Successful Defense of False Claims Act Lawsuit

Results

Burr & Forman LLP is pleased to announce that its Health Care Practice Group led by partner James A. Hoover successfully defended a physician and a nurse practitioner by obtaining a dismissal with prejudice of a qui tam False Claims Act (FCA) lawsuit filed in the District Court of Delaware. The United States Court of Appeals for the Third Circuit affirmed the district court’s dismissal. Joining Jim Hoover on the defense team were Ben Coulter and Richard Robinson.

“We are grateful to the panel on the Third Circuit for their thoughtful consideration of this matter in upholding the district court’s dismissal of these allegations against our clients,” said Hoover. “We have long asserted that our clients have acted in the best interest of their patients and in compliance with the law, and we are pleased for this ruling to uphold their professional reputations and allow them to move forward.”

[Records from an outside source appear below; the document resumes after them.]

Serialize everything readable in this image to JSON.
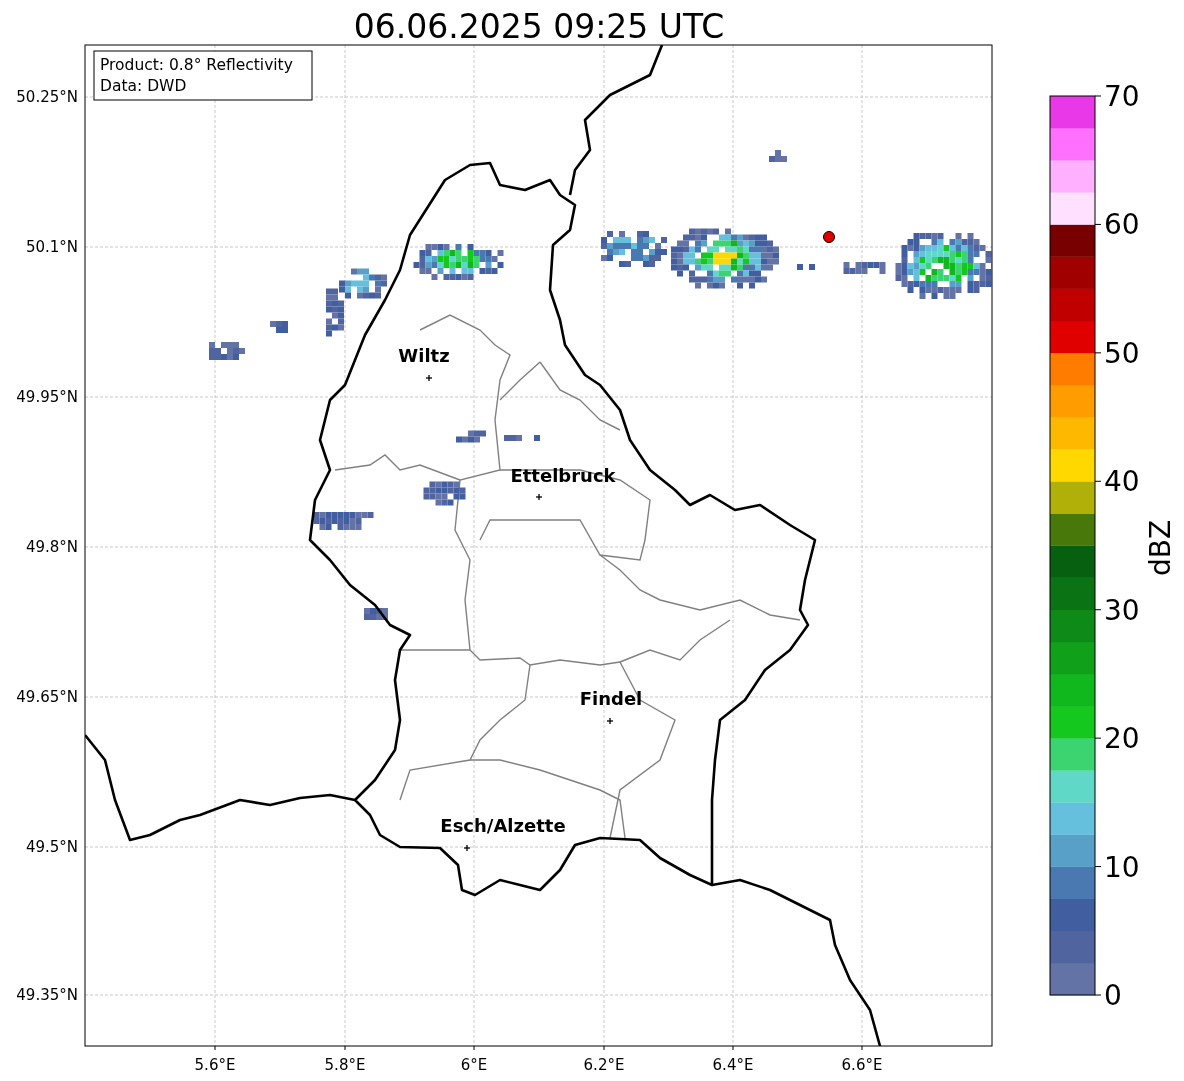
{
  "title": "06.06.2025 09:25 UTC",
  "info_box": [
    "Product: 0.8° Reflectivity",
    "Data: DWD"
  ],
  "x_ticks": [
    "5.6°E",
    "5.8°E",
    "6°E",
    "6.2°E",
    "6.4°E",
    "6.6°E"
  ],
  "y_ticks": [
    "50.25°N",
    "50.1°N",
    "49.95°N",
    "49.8°N",
    "49.65°N",
    "49.5°N",
    "49.35°N"
  ],
  "cities": [
    {
      "name": "Wiltz"
    },
    {
      "name": "Ettelbruck"
    },
    {
      "name": "Findel"
    },
    {
      "name": "Esch/Alzette"
    }
  ],
  "colorbar": {
    "label": "dBZ",
    "ticks": [
      "70",
      "60",
      "50",
      "40",
      "30",
      "20",
      "10",
      "0"
    ],
    "segments": [
      {
        "color": "#6473a6"
      },
      {
        "color": "#5064a0"
      },
      {
        "color": "#405ea0"
      },
      {
        "color": "#4a78b0"
      },
      {
        "color": "#58a0c8"
      },
      {
        "color": "#64c0dc"
      },
      {
        "color": "#60d8c8"
      },
      {
        "color": "#3cd470"
      },
      {
        "color": "#14c81e"
      },
      {
        "color": "#10b81e"
      },
      {
        "color": "#10a01a"
      },
      {
        "color": "#0e8a18"
      },
      {
        "color": "#0a7414"
      },
      {
        "color": "#066010"
      },
      {
        "color": "#48780a"
      },
      {
        "color": "#b0b008"
      },
      {
        "color": "#ffd800"
      },
      {
        "color": "#ffb800"
      },
      {
        "color": "#ff9c00"
      },
      {
        "color": "#ff7c00"
      },
      {
        "color": "#e00000"
      },
      {
        "color": "#c00000"
      },
      {
        "color": "#a00000"
      },
      {
        "color": "#780000"
      },
      {
        "color": "#ffe0ff"
      },
      {
        "color": "#ffb0ff"
      },
      {
        "color": "#ff70ff"
      },
      {
        "color": "#e838e8"
      }
    ]
  }
}
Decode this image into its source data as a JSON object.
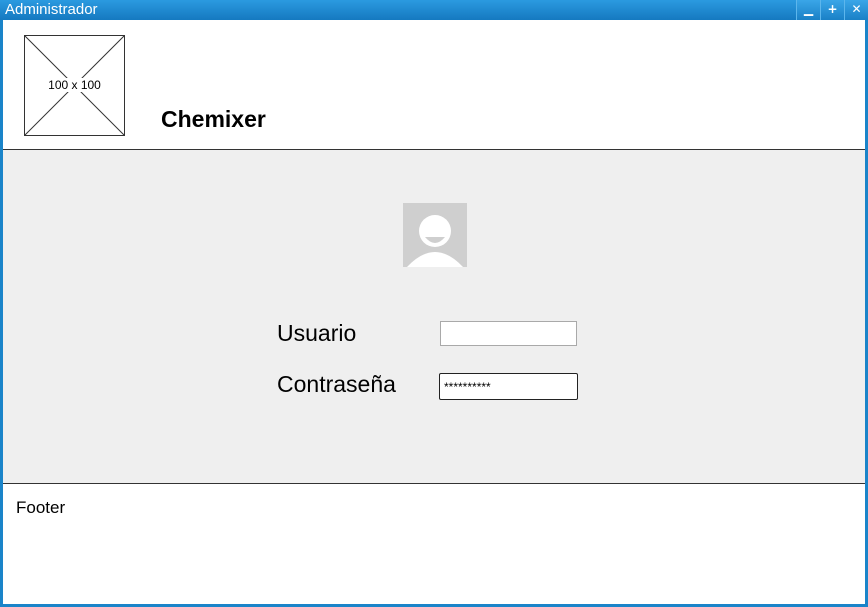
{
  "window": {
    "title": "Administrador",
    "controls": {
      "minimize": "▁",
      "maximize": "+",
      "close": "✕"
    }
  },
  "header": {
    "logo_placeholder_text": "100 x 100",
    "brand_name": "Chemixer"
  },
  "login": {
    "avatar_icon": "user-avatar-icon",
    "username_label": "Usuario",
    "username_value": "",
    "password_label": "Contraseña",
    "password_value": "**********"
  },
  "footer": {
    "text": "Footer"
  },
  "colors": {
    "titlebar": "#1a84c9",
    "main_bg": "#efefef",
    "avatar_bg": "#cfcfcf"
  }
}
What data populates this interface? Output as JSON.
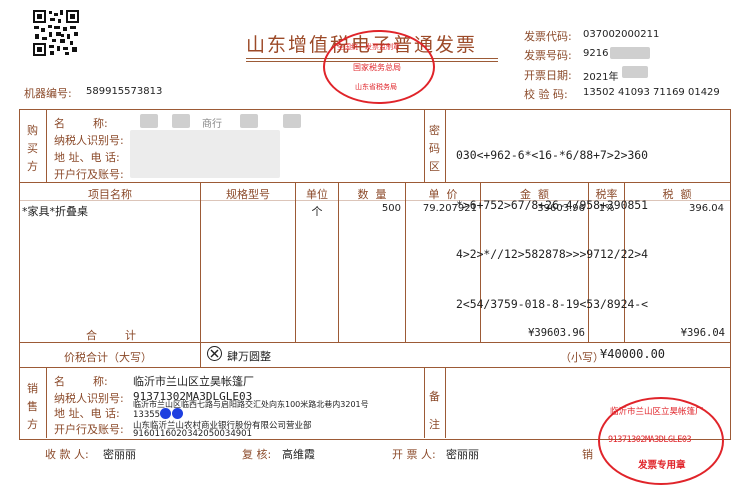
{
  "header": {
    "title": "山东增值税电子普通发票",
    "machine_label": "机器编号:",
    "machine_no": "589915573813",
    "invoice_code_label": "发票代码:",
    "invoice_code": "037002000211",
    "invoice_no_label": "发票号码:",
    "invoice_no": "9216",
    "issue_date_label": "开票日期:",
    "issue_date": "2021年",
    "check_code_label": "校 验 码:",
    "check_code": "13502 41093 71169 01429"
  },
  "tax_stamp": {
    "top": "全国统一发票监制章",
    "middle": "国家税务总局",
    "bottom": "山东省税务局"
  },
  "buyer": {
    "side_label": [
      "购",
      "买",
      "方"
    ],
    "name_label": "名        称:",
    "taxid_label": "纳税人识别号:",
    "address_label": "地 址、电 话:",
    "bank_label": "开户行及账号:",
    "partial_name": "商行"
  },
  "cipher": {
    "side_label": [
      "密",
      "码",
      "区"
    ],
    "lines": [
      "030<+962-6*<16-*6/88+7>2>360",
      "*>6+752>67/8+26-4/958+390851",
      "4>2>*//12>582878>>>9712/22>4",
      "2<54/3759-018-8-19<53/8924-<"
    ]
  },
  "items": {
    "headers": [
      "项目名称",
      "规格型号",
      "单位",
      "数  量",
      "单  价",
      "金  额",
      "税率",
      "税  额"
    ],
    "rows": [
      {
        "name": "*家具*折叠桌",
        "spec": "",
        "unit": "个",
        "qty": "500",
        "price": "79.207921",
        "amount": "39603.96",
        "rate": "1%",
        "tax": "396.04"
      }
    ],
    "subtotal_label": "合        计",
    "subtotal_amount": "¥39603.96",
    "subtotal_tax": "¥396.04"
  },
  "total": {
    "label": "价税合计（大写）",
    "words": "肆万圆整",
    "small_label": "（小写）",
    "amount": "¥40000.00"
  },
  "seller": {
    "side_label": [
      "销",
      "售",
      "方"
    ],
    "name_label": "名        称:",
    "name": "临沂市兰山区立昊帐篷厂",
    "taxid_label": "纳税人识别号:",
    "taxid": "91371302MA3DLGLE03",
    "address_label": "地 址、电 话:",
    "address": "临沂市兰山区临西七路与启阳路交汇处向东100米路北巷内3201号",
    "phone": "13355",
    "bank_label": "开户行及账号:",
    "bank": "山东临沂兰山农村商业银行股份有限公司营业部",
    "account": "9160116020342050034901",
    "notes_label": [
      "备",
      "注"
    ]
  },
  "footer": {
    "payee_label": "收 款 人:",
    "payee": "密丽丽",
    "reviewer_label": "复 核:",
    "reviewer": "高维霞",
    "drawer_label": "开 票 人:",
    "drawer": "密丽丽",
    "seller_label": "销"
  },
  "seller_stamp": {
    "arc": "临沂市兰山区立昊帐篷厂",
    "taxid": "91371302MA3DLGLE03",
    "bottom": "发票专用章"
  },
  "colors": {
    "frame": "#9c5a36",
    "stamp": "#e0242a",
    "text": "#222222"
  }
}
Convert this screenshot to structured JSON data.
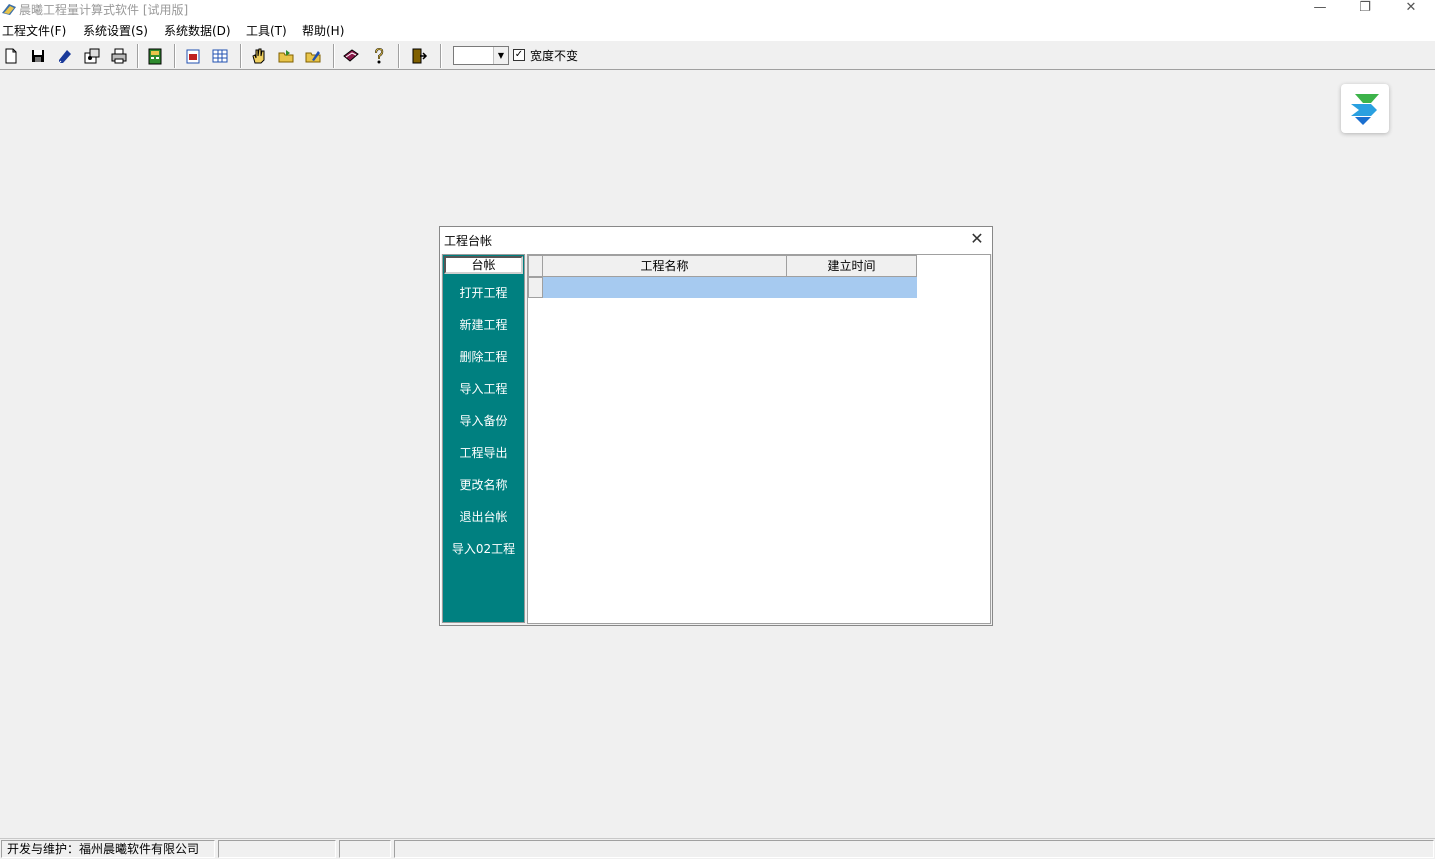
{
  "window": {
    "title": "晨曦工程量计算式软件 [试用版]",
    "minimize": "—",
    "restore": "❐",
    "close": "✕"
  },
  "menu": [
    "工程文件(F)",
    "系统设置(S)",
    "系统数据(D)",
    "工具(T)",
    "帮助(H)"
  ],
  "toolbar": {
    "icons": [
      "new-file-icon",
      "save-icon",
      "edit-icon",
      "properties-icon",
      "print-icon",
      "calculator-icon",
      "form-icon",
      "table-icon",
      "hand-icon",
      "open-folder-icon",
      "edit-folder-icon",
      "book-icon",
      "help-icon",
      "exit-icon"
    ],
    "combo_value": "",
    "width_fixed_checked": true,
    "width_fixed_label": "宽度不变"
  },
  "dialog": {
    "title": "工程台帐",
    "close": "✕",
    "sidebar": {
      "header": "台帐",
      "items": [
        "打开工程",
        "新建工程",
        "删除工程",
        "导入工程",
        "导入备份",
        "工程导出",
        "更改名称",
        "退出台帐",
        "导入02工程"
      ]
    },
    "grid": {
      "columns": [
        "工程名称",
        "建立时间"
      ],
      "rows": [
        [
          "",
          ""
        ]
      ]
    }
  },
  "status": {
    "developer": "开发与维护：福州晨曦软件有限公司",
    "pane2": "",
    "pane3": "",
    "pane4": ""
  },
  "colors": {
    "sidebar_bg": "#008080",
    "selected_row": "#a6caf0"
  }
}
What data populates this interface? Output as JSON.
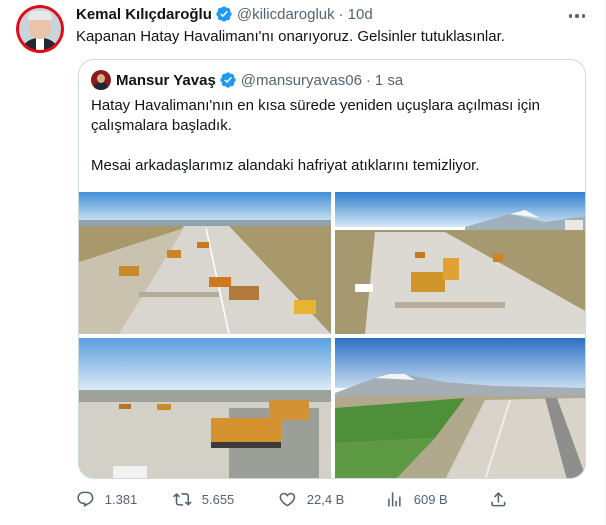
{
  "tweet": {
    "author_name": "Kemal Kılıçdaroğlu",
    "handle": "@kilicdarogluk",
    "separator": "·",
    "time": "10d",
    "text": "Kapanan Hatay Havalimanı'nı onarıyoruz. Gelsinler tutuklasınlar."
  },
  "quote": {
    "author_name": "Mansur Yavaş",
    "handle": "@mansuryavas06",
    "separator": "·",
    "time": "1 sa",
    "paragraph1": "Hatay Havalimanı'nın en kısa sürede yeniden uçuşlara açılması için çalışmalara başladık.",
    "paragraph2": "Mesai arkadaşlarımız alandaki hafriyat atıklarını temizliyor."
  },
  "actions": {
    "replies": "1.381",
    "retweets": "5.655",
    "likes": "22,4 B",
    "views": "609 B"
  },
  "colors": {
    "verified": "#1d9bf0",
    "text_secondary": "#536471",
    "border": "#cfd9de"
  },
  "icons": [
    "verified-badge-icon",
    "more-icon",
    "reply-icon",
    "retweet-icon",
    "like-icon",
    "views-icon",
    "share-icon"
  ]
}
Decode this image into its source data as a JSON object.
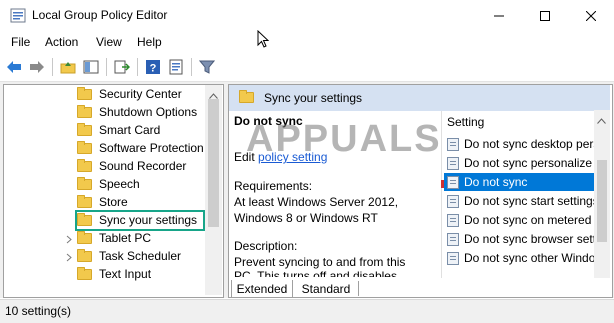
{
  "window": {
    "title": "Local Group Policy Editor"
  },
  "menu": {
    "items": [
      "File",
      "Action",
      "View",
      "Help"
    ]
  },
  "tree": {
    "items": [
      {
        "label": "Security Center"
      },
      {
        "label": "Shutdown Options"
      },
      {
        "label": "Smart Card"
      },
      {
        "label": "Software Protection"
      },
      {
        "label": "Sound Recorder"
      },
      {
        "label": "Speech"
      },
      {
        "label": "Store"
      },
      {
        "label": "Sync your settings"
      },
      {
        "label": "Tablet PC"
      },
      {
        "label": "Task Scheduler"
      },
      {
        "label": "Text Input"
      }
    ],
    "selected": "Sync your settings"
  },
  "detail": {
    "header": "Sync your settings",
    "title": "Do not sync",
    "edit_prefix": "Edit",
    "edit_link": "policy setting",
    "requirements_label": "Requirements:",
    "requirements_line1": "At least Windows Server 2012,",
    "requirements_line2": "Windows 8 or Windows RT",
    "description_label": "Description:",
    "description_line1": "Prevent syncing to and from this",
    "description_line2": "PC.  This turns off and disables"
  },
  "settings": {
    "column_header": "Setting",
    "rows": [
      {
        "label": "Do not sync desktop persona"
      },
      {
        "label": "Do not sync personalize"
      },
      {
        "label": "Do not sync"
      },
      {
        "label": "Do not sync start settings"
      },
      {
        "label": "Do not sync on metered"
      },
      {
        "label": "Do not sync browser settings"
      },
      {
        "label": "Do not sync other Windows"
      }
    ],
    "selected": "Do not sync"
  },
  "tabs": {
    "extended": "Extended",
    "standard": "Standard"
  },
  "status": {
    "text": "10 setting(s)"
  },
  "watermark": "APPUALS",
  "colors": {
    "selection": "#0078d7",
    "header_band": "#d5e1f2",
    "highlight_box": "#17a589",
    "link": "#1a5bd4"
  }
}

The relator in the matter owns a competing durable medical equipment (DME) supply company, which brought the action against a hospital, two competing DME suppliers as well as Hoover’s physician and nurse practitioner clients. The suit alleged a scheme to submit false claims for payment by the United States’ Medicare program, which the relator based on allegations that the prescribers “almost exclusively” referred patients to the relator’s competitors. The FCA violations in the case were premised around four laws and regulations, and the Court affirmed the dismissal of these claims with Judge Patty Shwartz citing the following in her opinion:

  • The District Court dismissed with prejudice the relator’s complaint alleging violations of (1) the Stark Act, (2) the federal Anti-Kickback statute, (3) Medicare’s “freedom of choice rule” and (4) Medicare’s prohibition on billing for medically unnecessary services.
  • Related to the Stark Act, the relator did not allege that the prescribers or hospital have an ownership or investment interest in the competitors or that the competitors directly paid the prescribers or hospital. Additionally, the relator did not plausibly allege an indirect compensation arrangement.
  • Related to federal Anti-Kickback statute, the relator did not plausibly allege remuneration as required under the statute but, rather, only asserted that the prescribers “almost exclusively” referred patients to competitors. The relator also did not allege how competitors incentivized the prescribers for referrals.
  • Related to Medicare’s “freedom of choice rule,” the relator did not allege that any of the thirteen patients it identified in the suit received Medicare. Further, the prescribers did not require that patients exclusively use the competitors, with the prescribers actually referring at least six of the thirteen patients to the relator’s DME.
  • The relator’s allegation that the defendants violated Medicare’s prohibition on billing for medically unnecessary services lacked merit.
  • “Since [the plaintiff] has not plausibly alleged any underlying federal violation, [the plaintiff] fails to state a claim under the False Claims Act.”